Anthony Costello, a professor at University College London, said the data suggests it is inevitable there will be a surge in cases again before the year is over.

He said: “The positivity rate is still above the WHO threshold of 5% where they say you should take very strong measures to bring them down.

“So I think it’s inevitable we’re going to surge again, probably by Christmas and New Year.”

He added that every member of Independent Sage would get vaccinated and the panel supports the vaccines.

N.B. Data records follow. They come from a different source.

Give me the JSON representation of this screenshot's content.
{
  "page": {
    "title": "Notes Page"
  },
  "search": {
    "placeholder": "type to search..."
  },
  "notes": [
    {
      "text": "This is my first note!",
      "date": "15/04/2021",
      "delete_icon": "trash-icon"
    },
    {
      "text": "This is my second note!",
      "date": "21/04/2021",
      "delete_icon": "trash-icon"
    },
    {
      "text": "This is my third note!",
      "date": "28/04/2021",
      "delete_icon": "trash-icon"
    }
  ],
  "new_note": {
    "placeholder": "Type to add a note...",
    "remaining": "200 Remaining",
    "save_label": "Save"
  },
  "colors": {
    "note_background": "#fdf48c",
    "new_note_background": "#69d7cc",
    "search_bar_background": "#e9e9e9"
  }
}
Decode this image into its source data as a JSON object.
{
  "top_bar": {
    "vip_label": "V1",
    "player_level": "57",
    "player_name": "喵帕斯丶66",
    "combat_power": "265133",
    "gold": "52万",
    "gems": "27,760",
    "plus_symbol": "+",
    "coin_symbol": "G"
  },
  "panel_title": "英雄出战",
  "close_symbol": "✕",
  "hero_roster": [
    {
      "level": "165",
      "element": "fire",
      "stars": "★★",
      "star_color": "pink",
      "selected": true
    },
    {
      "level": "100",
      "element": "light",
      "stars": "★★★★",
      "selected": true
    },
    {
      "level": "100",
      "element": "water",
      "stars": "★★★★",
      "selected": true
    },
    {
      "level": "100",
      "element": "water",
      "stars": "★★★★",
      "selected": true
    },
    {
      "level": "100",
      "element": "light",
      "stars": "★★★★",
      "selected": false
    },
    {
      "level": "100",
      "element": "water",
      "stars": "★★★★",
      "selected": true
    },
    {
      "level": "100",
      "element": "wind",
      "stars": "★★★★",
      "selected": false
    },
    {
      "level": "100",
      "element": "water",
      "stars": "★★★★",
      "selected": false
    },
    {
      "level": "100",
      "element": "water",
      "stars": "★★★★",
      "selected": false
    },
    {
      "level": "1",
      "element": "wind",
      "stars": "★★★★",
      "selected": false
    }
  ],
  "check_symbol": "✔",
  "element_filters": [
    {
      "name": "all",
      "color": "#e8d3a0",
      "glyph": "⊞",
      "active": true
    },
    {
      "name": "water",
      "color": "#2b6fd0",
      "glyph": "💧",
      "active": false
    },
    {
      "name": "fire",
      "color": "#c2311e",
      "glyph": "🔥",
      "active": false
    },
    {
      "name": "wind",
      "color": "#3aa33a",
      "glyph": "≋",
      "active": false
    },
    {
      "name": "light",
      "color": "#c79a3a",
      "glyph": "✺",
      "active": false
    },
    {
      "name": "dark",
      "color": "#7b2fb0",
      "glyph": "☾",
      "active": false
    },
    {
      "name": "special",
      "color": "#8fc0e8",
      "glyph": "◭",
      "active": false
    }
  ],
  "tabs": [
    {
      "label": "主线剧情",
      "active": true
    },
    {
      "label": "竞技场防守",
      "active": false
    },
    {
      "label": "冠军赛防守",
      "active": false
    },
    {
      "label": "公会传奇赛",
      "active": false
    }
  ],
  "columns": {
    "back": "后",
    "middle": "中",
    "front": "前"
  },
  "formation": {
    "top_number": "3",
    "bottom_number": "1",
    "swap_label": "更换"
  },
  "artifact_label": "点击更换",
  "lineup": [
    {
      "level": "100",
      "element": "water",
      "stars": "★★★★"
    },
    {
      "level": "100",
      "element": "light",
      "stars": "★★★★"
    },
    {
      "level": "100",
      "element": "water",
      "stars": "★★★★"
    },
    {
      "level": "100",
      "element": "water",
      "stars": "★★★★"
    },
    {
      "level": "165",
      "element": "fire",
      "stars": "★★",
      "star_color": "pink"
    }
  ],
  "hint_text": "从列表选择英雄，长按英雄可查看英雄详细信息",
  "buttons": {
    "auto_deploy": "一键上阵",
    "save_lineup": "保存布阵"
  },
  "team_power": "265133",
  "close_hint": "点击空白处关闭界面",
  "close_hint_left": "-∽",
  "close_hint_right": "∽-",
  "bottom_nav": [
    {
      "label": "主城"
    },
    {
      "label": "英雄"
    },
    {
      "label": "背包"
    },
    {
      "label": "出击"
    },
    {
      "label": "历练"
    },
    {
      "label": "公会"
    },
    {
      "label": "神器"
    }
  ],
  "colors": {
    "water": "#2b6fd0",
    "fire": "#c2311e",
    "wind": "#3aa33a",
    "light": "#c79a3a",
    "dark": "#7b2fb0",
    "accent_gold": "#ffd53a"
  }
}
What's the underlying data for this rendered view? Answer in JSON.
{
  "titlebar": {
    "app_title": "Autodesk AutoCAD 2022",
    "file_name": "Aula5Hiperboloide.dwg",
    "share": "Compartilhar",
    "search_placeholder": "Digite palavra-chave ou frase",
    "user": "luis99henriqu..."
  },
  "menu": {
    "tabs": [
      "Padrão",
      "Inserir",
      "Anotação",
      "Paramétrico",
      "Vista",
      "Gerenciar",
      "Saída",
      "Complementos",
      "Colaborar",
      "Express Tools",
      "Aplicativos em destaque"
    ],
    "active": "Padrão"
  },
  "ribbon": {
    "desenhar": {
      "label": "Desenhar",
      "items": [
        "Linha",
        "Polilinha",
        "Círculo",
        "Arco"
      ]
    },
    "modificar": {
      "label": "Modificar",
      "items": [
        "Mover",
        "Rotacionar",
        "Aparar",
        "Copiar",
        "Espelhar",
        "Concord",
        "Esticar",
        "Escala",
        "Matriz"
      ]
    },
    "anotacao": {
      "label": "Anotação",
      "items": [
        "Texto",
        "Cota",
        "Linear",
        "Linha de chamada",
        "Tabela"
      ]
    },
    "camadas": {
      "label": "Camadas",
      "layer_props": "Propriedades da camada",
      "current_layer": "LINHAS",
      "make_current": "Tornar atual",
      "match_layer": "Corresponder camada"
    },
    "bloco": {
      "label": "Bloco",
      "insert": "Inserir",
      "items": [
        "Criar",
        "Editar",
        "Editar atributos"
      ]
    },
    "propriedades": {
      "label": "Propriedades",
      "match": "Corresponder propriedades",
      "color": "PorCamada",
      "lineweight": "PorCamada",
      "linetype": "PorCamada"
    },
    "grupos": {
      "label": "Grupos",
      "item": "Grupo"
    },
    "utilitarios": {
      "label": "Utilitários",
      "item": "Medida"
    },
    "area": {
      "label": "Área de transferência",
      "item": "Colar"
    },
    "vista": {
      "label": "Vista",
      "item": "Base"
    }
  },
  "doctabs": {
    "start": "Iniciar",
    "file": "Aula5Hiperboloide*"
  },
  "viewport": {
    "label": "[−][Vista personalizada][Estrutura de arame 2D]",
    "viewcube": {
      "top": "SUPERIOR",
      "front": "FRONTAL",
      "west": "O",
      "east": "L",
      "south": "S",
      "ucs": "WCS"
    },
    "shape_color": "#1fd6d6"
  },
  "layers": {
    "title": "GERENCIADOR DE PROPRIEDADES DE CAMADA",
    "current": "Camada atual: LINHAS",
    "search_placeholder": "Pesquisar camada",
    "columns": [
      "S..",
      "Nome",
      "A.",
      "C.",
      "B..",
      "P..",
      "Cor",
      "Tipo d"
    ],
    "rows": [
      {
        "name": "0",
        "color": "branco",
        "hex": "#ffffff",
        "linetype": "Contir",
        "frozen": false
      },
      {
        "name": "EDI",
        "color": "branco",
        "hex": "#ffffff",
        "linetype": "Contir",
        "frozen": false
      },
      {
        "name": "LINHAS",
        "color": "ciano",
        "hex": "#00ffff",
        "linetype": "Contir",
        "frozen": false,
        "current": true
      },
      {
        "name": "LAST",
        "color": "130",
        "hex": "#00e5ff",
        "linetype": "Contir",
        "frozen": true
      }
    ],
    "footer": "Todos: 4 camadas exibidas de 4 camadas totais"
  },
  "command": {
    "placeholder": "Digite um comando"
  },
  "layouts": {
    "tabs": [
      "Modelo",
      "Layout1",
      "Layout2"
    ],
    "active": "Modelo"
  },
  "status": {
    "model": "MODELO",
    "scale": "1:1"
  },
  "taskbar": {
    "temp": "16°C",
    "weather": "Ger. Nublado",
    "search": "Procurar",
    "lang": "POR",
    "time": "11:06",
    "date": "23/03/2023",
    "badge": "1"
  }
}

As the national lockdown ends and the new three tier system of local coronavirus restrictions begins, shoppers head out to Oxford Street to catch up on shopping as non-essential shops are allowed to reopen on 2nd December 2020 in London, United Kingdom. Many shoppers wear face masks outside on the street as a precaution as there are so many people around, as well as using hand sanitiser. (photo by Mike Kemp/In Pictures via Getty Images)
People will still have to follow social distancing and hygiene rules despite the vaccine (Getty)

Sir David King, the chair of Independent Sage, offered his support to the Medicines and Healthcare products Regulatory Agency (MHRA), which has received some criticism from the international community due to the pace at which it approved the vaccine.

Sir David said: “This is our national drug regulatory body and the MHRA has a substantial international record.

“They would not be putting that record at risk under any sort of pressure from the Government.

“I’m really sure that these are people of integrity who will understand the nature of this particular pandemic and the reason they had to move quickly. But, I have to say, that I think we can trust their word on this.”